The Trump administration plans to start shipping coronavirus vaccines within 24 hours of approval from regulators, the government announced Wednesday in its 'playbook' to make vaccines for COVID-19 available for free to all Americans as early as January.
In accompanying testimony before a Senate committee, Centers for Disease Control and Prevention (CDC) director Dr Robert Redfield said a vaccine likely won't be available to the public until spring or summer of 2021.
No companies have completed testing for their coronavirus vaccines or gotten Food and Drug Administration (FDA) approval for them.
Yet Trump has continued to insist that a vaccine will be ready in a matter of weeks - ahead of Election Day on November 3.

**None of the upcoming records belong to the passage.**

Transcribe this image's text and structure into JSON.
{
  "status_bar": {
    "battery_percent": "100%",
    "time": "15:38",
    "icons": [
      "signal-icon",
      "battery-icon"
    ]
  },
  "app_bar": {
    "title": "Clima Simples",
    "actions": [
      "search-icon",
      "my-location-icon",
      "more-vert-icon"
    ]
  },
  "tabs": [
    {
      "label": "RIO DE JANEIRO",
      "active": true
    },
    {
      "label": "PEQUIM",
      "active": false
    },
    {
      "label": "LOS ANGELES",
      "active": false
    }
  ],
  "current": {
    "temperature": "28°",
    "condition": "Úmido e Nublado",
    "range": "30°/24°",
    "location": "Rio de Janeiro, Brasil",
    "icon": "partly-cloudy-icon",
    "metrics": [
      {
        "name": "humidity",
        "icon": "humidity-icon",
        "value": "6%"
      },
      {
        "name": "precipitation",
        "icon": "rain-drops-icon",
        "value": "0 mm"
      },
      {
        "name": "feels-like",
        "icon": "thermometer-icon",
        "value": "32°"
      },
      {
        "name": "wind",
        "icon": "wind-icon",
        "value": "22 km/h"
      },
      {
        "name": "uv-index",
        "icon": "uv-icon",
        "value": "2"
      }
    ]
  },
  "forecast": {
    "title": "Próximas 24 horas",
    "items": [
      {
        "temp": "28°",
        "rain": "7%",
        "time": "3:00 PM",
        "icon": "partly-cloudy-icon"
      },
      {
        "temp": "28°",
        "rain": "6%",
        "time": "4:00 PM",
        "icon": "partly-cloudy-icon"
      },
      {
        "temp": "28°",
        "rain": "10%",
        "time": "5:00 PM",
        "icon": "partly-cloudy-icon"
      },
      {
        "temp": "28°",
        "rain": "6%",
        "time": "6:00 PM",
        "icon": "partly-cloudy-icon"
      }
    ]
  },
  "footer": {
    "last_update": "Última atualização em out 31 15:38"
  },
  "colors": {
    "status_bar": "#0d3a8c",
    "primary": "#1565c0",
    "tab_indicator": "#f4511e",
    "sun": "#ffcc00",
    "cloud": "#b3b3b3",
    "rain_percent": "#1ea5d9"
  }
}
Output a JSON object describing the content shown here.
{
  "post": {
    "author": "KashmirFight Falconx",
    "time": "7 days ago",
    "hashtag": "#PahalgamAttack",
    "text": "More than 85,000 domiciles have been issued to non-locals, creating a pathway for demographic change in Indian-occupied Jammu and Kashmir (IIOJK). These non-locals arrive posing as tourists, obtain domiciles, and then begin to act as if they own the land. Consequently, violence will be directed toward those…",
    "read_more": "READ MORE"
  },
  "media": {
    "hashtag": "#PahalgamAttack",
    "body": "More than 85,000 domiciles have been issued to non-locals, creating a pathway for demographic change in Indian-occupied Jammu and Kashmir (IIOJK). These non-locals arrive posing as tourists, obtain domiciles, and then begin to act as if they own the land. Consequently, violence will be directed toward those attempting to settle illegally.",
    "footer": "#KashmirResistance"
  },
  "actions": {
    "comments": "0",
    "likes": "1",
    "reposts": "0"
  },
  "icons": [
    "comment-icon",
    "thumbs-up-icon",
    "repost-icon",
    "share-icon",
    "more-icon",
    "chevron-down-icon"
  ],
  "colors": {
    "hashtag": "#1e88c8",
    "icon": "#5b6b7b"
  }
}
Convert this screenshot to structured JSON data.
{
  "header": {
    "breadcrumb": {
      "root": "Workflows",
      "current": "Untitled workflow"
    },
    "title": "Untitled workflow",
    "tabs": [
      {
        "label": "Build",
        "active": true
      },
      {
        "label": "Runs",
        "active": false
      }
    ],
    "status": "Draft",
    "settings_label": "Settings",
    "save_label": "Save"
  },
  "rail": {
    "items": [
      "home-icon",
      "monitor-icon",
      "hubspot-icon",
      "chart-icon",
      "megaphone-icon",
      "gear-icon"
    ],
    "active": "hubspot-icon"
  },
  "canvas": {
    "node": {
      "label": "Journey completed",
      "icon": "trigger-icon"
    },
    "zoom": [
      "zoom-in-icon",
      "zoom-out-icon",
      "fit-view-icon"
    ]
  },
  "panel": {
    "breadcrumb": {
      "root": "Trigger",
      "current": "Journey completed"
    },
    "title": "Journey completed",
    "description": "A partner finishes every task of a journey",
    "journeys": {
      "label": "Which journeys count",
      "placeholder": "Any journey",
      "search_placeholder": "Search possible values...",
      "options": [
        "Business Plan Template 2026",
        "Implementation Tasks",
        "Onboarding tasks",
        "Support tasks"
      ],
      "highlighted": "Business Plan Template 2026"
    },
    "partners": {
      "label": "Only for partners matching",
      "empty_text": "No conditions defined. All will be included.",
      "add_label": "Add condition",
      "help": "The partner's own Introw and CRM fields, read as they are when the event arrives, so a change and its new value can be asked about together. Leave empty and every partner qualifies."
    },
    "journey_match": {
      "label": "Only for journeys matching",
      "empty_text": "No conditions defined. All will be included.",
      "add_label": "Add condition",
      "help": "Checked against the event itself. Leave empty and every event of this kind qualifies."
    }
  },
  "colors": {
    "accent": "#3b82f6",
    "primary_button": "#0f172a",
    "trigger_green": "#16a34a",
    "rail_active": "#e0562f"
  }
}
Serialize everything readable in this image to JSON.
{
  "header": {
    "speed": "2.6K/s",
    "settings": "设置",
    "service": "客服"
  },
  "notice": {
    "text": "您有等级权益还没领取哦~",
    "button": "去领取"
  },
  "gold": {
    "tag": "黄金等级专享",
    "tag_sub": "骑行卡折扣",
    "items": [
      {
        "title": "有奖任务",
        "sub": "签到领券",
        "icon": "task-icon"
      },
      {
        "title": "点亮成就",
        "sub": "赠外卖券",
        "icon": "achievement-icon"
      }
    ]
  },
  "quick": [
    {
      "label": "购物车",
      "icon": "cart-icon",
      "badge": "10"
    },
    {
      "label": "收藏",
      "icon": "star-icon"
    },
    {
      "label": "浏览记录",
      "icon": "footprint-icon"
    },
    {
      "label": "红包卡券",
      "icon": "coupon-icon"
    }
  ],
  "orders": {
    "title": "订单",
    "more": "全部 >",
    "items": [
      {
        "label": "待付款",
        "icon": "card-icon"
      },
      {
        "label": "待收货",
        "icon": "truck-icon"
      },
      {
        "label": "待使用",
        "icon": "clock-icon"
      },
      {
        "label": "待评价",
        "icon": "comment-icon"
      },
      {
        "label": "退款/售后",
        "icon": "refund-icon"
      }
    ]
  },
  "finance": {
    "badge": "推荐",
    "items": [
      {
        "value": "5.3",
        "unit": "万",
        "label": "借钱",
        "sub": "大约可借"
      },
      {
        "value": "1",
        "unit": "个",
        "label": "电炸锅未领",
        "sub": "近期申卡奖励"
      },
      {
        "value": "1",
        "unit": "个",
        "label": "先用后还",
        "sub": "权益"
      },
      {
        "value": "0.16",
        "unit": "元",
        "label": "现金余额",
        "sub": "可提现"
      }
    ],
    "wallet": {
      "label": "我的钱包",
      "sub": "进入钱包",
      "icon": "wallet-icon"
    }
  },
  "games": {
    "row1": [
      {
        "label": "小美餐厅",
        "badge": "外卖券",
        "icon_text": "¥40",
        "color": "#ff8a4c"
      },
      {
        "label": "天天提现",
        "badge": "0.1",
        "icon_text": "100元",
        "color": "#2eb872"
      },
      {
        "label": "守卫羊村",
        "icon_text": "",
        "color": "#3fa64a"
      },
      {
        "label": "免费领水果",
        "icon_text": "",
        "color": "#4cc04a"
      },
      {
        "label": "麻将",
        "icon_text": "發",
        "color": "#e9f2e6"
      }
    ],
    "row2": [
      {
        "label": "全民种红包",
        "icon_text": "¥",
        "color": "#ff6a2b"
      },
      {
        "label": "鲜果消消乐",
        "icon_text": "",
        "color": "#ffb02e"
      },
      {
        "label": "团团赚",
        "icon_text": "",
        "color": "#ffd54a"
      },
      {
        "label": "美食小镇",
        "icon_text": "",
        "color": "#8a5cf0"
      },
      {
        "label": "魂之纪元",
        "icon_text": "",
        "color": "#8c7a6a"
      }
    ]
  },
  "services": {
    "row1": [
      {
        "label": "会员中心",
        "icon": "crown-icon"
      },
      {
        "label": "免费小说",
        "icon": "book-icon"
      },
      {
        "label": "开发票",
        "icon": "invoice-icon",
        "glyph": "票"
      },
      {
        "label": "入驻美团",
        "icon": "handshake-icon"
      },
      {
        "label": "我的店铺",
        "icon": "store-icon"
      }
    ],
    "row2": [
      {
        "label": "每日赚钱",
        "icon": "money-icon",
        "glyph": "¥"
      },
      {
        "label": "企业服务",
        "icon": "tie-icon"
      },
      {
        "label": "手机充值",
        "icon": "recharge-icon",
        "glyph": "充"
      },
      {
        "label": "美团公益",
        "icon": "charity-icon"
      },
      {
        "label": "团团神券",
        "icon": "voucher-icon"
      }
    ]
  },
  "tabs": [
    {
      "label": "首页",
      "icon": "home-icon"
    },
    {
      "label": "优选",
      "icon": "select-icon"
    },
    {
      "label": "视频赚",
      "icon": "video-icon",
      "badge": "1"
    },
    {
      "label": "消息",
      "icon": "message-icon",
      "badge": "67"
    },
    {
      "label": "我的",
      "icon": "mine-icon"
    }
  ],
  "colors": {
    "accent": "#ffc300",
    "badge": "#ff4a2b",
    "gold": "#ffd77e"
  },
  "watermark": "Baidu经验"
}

Senator Jeff Merkley, a Democrat from Oregon, accused the CDC of being politically motivated.
'It escapes no one's perspective that you're deliberately laying [plans to have states start administering vaccines] two days before the election,' Merkley said, asking Dr Redfield who in the White House had asked him to do so.
When Redfield answered that 'no one' had, Merkley hit back that he was 'influencing the election,' asking 'what happened to science driving decisions' and said that the improbable vaccine timeline 'undermines [the CDC's] credibility.'
In a report to Congress and an accompanying 'playbook' for states and localities, federal health agencies and the Defense Department sketched out complex plans for a vaccination campaign to begin gradually in January or possibly later this year, eventually ramping up to reach any American who wants a shot.
Vaccines will be available to anyone, regardless of whether or not they have health insurance.